"The U.S. Supreme Court is refusing to block enforcement of the Defense Department's 'don't ask, don't tell' policy on gays in the military while a federal appeals court considers the issue," the Associated Press writes.
SCOTUSBlog sums up the news this way:
"The Supreme Court, without noting any dissent, agreed on Friday to leave the military's 'don't ask/don't tell' policy in effect while its constitutionality is under review in lower courts."
The High Court's order is posted here. It says simply that:
"The application to vacate the stay entered by the United States Court of Appeals for the Ninth Circuit on November 1, 2010, presented to Justice Kennedy and by him referred to the Court is denied. Justice Kagan took no part in the consideration or decision of this application."

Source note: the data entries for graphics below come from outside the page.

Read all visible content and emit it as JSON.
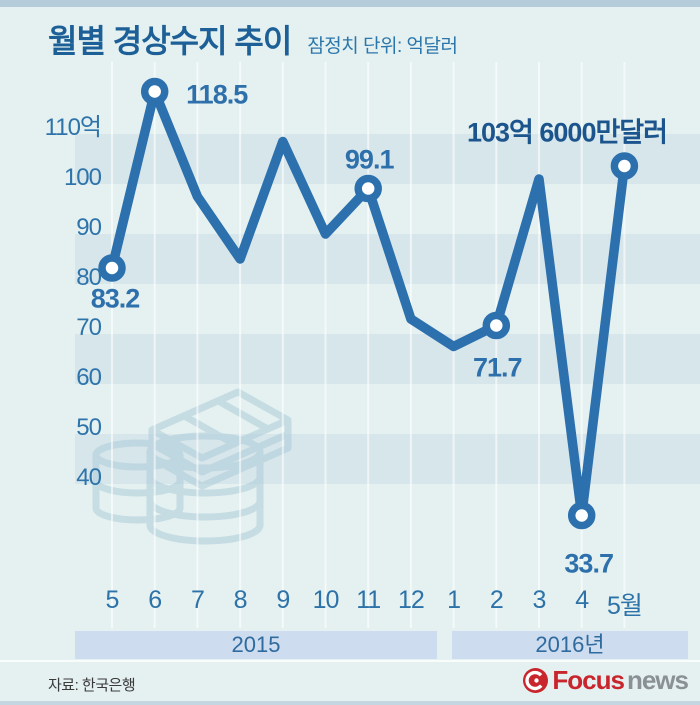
{
  "header": {
    "title": "월별 경상수지 추이",
    "subtitle": "잠정치  단위: 억달러"
  },
  "chart_data": {
    "type": "line",
    "title": "월별 경상수지 추이",
    "unit": "억달러",
    "categories": [
      "5",
      "6",
      "7",
      "8",
      "9",
      "10",
      "11",
      "12",
      "1",
      "2",
      "3",
      "4",
      "5월"
    ],
    "values": [
      83.2,
      118.5,
      97.5,
      85,
      108.5,
      90,
      99.1,
      73,
      67.5,
      71.7,
      101,
      33.7,
      103.6
    ],
    "marker_indices": [
      0,
      1,
      6,
      9,
      11,
      12
    ],
    "point_labels": [
      "83.2",
      "118.5",
      null,
      null,
      null,
      null,
      "99.1",
      null,
      null,
      "71.7",
      null,
      "33.7",
      null
    ],
    "annotation": "103억 6000만달러",
    "y_ticks": [
      "110억",
      "100",
      "90",
      "80",
      "70",
      "60",
      "50",
      "40"
    ],
    "y_tick_values": [
      110,
      100,
      90,
      80,
      70,
      60,
      50,
      40
    ],
    "ylim": [
      40,
      110
    ],
    "grid": "horizontal-bands-and-vertical-lines",
    "groups": [
      {
        "label": "2015",
        "from": 0,
        "to": 7
      },
      {
        "label": "2016년",
        "from": 8,
        "to": 12
      }
    ]
  },
  "colors": {
    "background": "#e4f1f0",
    "stripe_band": "#d7e6ea",
    "line": "#2c70ae",
    "marker_fill": "#ffffff",
    "title": "#1d5f97",
    "annotation": "#1c548e",
    "year_band": "#cddcee",
    "logo_red": "#c9252c",
    "logo_gray": "#8a9095"
  },
  "footer": {
    "source": "자료: 한국은행",
    "logo": {
      "brand": "Focus",
      "suffix": "news"
    }
  }
}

The request had been brought to the court by the Log Cabin Republicans, which, as the AP writes, has "challenged the constitutionality of the policy."
UPDATE, 5:56 p.m.: NPR's Nina Totenberg reports that Justice Elena Kagan, who was previously the government's chief appellate advocate, recused herself from the case:
Her recusal raises the possibility that when the case does get to the Supreme Court, there could be a tie vote. A tie means the lower court's decision is automatically upheld.
In October federal Judge Virginia Phillips struck down the "don't ask don't tell" policy as unconstiutional, and for eight days the military was barred from refusing to sign up and from discharging soldiers and sailors because they were gay. But the San Francisco-based federal appeals court blocked that decision while it considers the the Obama administration's appeal.
Today's Supreme Court action means the current DADT policy will be in place until at least March, unless Congress steps in. Totenberg adds:
President Obama, backed by a soon-to-be-released Pentagon study on gays in the military, is expected to press Congress in the lame duck session to act quickly to reverse the policy.